Una gira que deja sentadas las bases de una institucionalidad necesaria y urgente
La gira por los Estados Unidos del presidente de la Nación, Javier Milei, con parte de su equipo de gestión, 11 gobernadores y empresarios argentinos mostró, al menos durante unos días, que es posible la convivencia, la construcción y el trabajo en conjunto más allá de las diferencias políticas o ideológicas.
Pero no sólo es posible, sino que además es necesario y urgente continuar por este camino para evitar los recurrentes fracasos del pasado. Es imposible que el país logre sortear las severas dificultades que acarrea de décadas si no hay un punto de comunión entre los diferentes actores de la política, la producción y el trabajo.
Y esa foto del Presidente junto a gobernadores del PRO, la UCR, el PJ y de fuerzas provinciales se observó como una bocanada de oxígeno: todos juntos para mostrar el enorme potencia que tiene la Argentina en sus distintas regiones. Coincidieron mandatarios de provincias mineras, hidrocarburíferas, agropecuarias, más o menos industrializadas, pero con un norte común: atraer las inversiones que el país necesita para seguir su camino de recuperación, de desarrollo tecnológico, que lo vuelva a colocar sobre los rieles del crecimiento.
Es muy difícil que alguien del extranjero decida traer recursos a la Argentina si el clima de discordia no logra romperse a la hora de trazar un horizonte.
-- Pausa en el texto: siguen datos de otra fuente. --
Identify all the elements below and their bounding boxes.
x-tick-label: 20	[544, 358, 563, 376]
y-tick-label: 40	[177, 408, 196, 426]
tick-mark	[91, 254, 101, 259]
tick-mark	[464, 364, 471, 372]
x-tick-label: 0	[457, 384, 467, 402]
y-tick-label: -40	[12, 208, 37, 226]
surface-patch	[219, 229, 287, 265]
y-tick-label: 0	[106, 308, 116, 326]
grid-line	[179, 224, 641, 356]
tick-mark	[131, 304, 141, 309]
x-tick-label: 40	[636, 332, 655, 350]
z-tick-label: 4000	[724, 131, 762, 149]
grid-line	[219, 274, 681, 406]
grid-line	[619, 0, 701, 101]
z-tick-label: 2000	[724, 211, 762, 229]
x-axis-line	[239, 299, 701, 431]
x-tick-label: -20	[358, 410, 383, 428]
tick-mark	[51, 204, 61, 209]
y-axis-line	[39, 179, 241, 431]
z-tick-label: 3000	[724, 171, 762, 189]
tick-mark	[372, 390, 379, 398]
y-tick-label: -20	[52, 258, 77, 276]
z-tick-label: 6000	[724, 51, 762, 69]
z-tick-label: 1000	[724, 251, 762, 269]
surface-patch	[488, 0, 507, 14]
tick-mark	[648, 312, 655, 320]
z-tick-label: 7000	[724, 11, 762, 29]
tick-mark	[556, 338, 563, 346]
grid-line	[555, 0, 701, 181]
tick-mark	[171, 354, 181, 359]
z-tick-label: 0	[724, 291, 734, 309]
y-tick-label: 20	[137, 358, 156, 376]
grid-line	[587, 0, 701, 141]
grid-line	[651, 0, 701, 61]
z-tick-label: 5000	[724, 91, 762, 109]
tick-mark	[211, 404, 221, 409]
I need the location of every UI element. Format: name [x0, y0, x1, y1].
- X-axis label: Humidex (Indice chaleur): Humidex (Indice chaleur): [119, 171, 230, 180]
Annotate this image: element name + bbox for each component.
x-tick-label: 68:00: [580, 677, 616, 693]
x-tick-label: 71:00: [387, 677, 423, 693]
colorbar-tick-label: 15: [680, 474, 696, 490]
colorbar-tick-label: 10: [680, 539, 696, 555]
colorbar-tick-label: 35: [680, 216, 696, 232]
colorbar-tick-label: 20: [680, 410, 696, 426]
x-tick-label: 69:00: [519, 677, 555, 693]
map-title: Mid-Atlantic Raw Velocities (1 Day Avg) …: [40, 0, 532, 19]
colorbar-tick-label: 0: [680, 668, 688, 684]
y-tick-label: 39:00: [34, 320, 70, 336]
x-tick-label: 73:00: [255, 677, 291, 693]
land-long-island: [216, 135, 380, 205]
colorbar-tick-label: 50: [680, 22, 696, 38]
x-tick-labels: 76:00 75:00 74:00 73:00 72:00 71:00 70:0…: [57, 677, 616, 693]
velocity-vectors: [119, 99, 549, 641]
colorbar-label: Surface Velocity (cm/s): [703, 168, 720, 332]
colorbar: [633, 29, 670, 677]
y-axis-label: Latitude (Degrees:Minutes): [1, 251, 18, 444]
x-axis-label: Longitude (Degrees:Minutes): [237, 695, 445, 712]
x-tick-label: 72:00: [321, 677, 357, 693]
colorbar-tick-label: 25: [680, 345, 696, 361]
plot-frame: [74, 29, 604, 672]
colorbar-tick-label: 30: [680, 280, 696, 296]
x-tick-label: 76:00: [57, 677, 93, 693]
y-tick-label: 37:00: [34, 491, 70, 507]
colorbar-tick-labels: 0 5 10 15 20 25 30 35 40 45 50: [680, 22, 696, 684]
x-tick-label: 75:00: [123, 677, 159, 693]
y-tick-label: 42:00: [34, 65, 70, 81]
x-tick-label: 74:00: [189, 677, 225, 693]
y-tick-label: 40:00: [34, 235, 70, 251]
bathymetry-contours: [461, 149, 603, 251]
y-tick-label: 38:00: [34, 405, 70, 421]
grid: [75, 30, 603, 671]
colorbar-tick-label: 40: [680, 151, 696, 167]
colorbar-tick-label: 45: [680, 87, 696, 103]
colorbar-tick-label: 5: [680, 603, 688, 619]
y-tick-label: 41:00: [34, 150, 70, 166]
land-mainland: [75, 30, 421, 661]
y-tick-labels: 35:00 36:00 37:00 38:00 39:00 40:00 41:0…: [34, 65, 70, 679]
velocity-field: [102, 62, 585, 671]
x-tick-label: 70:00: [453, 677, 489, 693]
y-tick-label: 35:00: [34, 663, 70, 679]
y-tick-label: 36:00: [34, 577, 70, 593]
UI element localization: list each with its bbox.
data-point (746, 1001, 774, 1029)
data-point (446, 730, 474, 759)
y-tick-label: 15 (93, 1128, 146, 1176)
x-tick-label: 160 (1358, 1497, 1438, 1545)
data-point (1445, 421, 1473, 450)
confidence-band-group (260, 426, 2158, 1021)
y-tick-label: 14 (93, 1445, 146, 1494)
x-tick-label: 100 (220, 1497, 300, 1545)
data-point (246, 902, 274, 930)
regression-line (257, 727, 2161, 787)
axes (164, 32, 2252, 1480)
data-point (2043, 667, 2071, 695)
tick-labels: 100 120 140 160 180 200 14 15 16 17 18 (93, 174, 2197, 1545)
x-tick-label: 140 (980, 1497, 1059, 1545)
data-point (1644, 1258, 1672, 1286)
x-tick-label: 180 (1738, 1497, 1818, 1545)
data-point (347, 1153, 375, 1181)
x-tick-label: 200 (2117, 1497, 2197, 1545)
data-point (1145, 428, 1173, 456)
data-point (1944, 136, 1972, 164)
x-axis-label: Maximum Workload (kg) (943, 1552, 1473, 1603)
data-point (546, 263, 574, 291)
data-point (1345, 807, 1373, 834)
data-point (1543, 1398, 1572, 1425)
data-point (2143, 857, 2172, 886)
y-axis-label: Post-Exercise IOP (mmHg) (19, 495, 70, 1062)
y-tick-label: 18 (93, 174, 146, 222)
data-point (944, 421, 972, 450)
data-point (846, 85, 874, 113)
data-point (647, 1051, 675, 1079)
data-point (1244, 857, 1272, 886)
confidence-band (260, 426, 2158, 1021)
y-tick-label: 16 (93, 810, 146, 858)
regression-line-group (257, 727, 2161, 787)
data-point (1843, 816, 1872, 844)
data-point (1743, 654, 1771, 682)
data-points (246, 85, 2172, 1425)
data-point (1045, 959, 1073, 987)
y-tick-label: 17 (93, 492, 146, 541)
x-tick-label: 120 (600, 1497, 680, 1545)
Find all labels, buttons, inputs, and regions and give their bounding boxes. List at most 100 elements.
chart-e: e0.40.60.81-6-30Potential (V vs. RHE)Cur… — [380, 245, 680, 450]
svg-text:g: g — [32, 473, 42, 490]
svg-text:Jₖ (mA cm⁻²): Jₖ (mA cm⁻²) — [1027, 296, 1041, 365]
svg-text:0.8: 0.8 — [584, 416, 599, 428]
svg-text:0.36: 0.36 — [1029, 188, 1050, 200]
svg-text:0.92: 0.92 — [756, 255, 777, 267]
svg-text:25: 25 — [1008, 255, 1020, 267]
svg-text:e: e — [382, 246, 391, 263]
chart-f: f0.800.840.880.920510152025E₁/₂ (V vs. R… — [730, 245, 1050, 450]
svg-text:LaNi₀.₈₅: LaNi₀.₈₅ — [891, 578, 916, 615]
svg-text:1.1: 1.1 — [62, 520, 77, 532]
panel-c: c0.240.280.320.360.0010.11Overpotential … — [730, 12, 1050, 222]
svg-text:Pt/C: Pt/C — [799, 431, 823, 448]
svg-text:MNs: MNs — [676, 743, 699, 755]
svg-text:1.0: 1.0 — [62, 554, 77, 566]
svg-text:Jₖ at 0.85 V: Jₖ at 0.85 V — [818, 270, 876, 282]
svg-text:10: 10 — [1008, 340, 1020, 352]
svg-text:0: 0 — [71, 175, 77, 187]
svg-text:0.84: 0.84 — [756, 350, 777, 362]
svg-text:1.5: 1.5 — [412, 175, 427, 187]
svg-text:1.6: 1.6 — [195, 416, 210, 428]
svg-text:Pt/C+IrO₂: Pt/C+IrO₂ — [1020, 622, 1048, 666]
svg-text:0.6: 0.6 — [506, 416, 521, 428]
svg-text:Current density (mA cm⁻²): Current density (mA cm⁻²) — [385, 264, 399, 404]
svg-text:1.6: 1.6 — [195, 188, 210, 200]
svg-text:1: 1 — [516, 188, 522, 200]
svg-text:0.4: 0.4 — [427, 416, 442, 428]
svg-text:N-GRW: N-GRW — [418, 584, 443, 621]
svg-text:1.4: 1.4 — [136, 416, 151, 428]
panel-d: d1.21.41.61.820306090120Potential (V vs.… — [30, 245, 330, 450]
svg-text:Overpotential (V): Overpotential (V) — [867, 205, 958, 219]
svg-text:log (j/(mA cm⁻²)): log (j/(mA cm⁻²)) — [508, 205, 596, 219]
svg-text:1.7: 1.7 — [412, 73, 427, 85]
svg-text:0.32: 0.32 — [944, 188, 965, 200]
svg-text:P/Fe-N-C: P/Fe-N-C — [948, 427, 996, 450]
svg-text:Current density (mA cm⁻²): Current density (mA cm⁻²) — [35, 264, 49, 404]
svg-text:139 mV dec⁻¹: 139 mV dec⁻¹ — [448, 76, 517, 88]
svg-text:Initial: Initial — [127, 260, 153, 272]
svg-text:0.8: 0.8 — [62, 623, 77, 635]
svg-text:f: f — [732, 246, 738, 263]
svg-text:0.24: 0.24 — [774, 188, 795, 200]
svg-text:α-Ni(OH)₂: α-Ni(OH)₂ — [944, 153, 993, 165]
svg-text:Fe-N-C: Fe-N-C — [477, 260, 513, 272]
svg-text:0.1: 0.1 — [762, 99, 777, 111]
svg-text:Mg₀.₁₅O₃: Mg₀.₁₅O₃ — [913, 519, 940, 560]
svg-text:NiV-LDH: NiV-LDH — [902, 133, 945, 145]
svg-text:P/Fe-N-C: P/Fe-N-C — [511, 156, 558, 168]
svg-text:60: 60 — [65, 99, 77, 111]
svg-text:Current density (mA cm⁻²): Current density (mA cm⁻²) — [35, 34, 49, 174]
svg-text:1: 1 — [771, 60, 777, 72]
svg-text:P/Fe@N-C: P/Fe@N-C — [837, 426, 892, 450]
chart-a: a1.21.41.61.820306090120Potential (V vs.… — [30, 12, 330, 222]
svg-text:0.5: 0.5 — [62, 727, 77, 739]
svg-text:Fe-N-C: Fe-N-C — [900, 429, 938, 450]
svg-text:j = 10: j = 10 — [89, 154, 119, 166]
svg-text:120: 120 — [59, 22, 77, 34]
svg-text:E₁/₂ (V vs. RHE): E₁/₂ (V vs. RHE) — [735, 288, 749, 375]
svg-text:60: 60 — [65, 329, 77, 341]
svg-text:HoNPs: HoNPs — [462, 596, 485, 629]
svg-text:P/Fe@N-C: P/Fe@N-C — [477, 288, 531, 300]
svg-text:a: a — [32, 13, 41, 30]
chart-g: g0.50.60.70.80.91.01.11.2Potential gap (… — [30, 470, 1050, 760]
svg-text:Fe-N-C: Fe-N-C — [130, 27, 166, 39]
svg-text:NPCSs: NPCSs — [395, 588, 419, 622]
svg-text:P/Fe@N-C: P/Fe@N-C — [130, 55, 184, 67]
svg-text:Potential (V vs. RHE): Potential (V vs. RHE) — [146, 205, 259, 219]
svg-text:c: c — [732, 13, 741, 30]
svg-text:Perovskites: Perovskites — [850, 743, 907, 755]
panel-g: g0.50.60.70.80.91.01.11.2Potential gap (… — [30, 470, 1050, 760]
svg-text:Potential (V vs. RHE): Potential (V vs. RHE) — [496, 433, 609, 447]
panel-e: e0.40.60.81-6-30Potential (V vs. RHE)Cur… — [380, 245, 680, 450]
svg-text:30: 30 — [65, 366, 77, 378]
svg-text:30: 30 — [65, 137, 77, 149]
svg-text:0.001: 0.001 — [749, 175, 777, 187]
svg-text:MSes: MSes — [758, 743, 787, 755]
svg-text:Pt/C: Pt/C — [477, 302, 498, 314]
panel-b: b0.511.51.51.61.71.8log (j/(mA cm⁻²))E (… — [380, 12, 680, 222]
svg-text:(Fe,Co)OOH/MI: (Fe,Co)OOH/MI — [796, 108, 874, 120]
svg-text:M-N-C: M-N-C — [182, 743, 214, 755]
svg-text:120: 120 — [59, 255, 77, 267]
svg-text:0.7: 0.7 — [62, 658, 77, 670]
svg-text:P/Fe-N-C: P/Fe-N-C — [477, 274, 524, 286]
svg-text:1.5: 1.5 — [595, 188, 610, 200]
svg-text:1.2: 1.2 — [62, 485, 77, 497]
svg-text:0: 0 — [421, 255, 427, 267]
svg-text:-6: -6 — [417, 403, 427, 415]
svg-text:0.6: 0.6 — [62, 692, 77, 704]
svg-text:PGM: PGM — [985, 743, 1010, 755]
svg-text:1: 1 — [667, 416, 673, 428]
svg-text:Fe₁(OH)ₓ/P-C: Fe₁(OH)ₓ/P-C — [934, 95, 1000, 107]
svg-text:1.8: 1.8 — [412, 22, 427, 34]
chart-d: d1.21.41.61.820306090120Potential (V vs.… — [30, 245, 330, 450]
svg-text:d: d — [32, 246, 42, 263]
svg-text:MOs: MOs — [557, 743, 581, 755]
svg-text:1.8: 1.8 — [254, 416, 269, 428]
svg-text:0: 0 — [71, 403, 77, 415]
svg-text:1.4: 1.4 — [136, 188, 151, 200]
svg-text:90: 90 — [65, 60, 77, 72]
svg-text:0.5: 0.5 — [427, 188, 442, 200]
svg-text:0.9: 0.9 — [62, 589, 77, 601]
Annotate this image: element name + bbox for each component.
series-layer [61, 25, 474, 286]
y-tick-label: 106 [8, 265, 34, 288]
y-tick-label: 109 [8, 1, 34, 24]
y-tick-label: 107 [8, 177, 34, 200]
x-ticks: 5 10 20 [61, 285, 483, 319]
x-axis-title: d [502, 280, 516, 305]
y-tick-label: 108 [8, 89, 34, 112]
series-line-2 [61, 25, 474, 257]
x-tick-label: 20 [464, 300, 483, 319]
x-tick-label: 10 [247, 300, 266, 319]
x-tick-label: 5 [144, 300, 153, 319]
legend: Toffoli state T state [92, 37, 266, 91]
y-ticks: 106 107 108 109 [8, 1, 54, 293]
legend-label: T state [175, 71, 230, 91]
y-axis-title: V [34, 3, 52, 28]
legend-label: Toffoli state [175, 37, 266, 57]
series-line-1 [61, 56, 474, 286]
No es posible que no haya ningún tipo de coincidencias entre las fuerzas políticas adversarias. Y esos puntos en común, en algún momento deben prevalecer si es que hay un verdadero interés por devolverle al país el lugar que alguna vez supo tener en el concierto de naciones.
La Argentina Week resultó, de esta manera, una muestra de lo que es posible. Además, del otro lado se concentraron gran cantidad de empresarios y representantes de empresas interesadas en conocer más sobre lo que ocurre en el país. Pudieron intercambiar de primera mano con la primera línea de gestión que tiene hoy la Argentina. Y eso no es menor.
Argentina no es el primero en realizar este tipo de rondas en Nueva York. De hecho, otros países, incluso de la región como Brasil, lo tienen como una práctica habitual. Por eso es importante haber dado el paso, para no seguir perdiendo terreno, esta vez en una de las vidrieras más relevantes que tiene el mundo.
Además, en un contexto mundial convulsionado, no es un valor menos que la Argentina es una tierra de paz, un activo que tal vez en otros momentos podía pasar por alto. Hoy también pesa en la balanza, y debe ser incorporado en la oferta junto con su enorme potencial de recursos naturales y humanos.
En ese concierto, el sector agropecuario tiene mucho para crecer y desarrollarse, pero además para seguir integrando cadenas de valor. Son millones de toneladas de granos que cada año se cargan en los puertos y que bien podrían ser materia prima de procesos industriales nuevos o para ampliar otros existentes. También para seguir expandiendo las múltiples cadenas cárnicas que ofrece la Argentina tiene un promisorio futuro, con alta demanda mundial.
Pero eso será posible si por encima de intereses mezquinos se empiezan a sostener estrategias de largo plazo que logren trascender gobiernos. Eso requiere de acuerdos básicos que los argentinos esperan desde hace décadas de su clase dirigente. Y allí, entonces, es que se vuelve relevante el paso dado esta semana. Porque además crea una imagen de racionalidad de la clase política en el exterior, que ahora es tiempo de materializarla.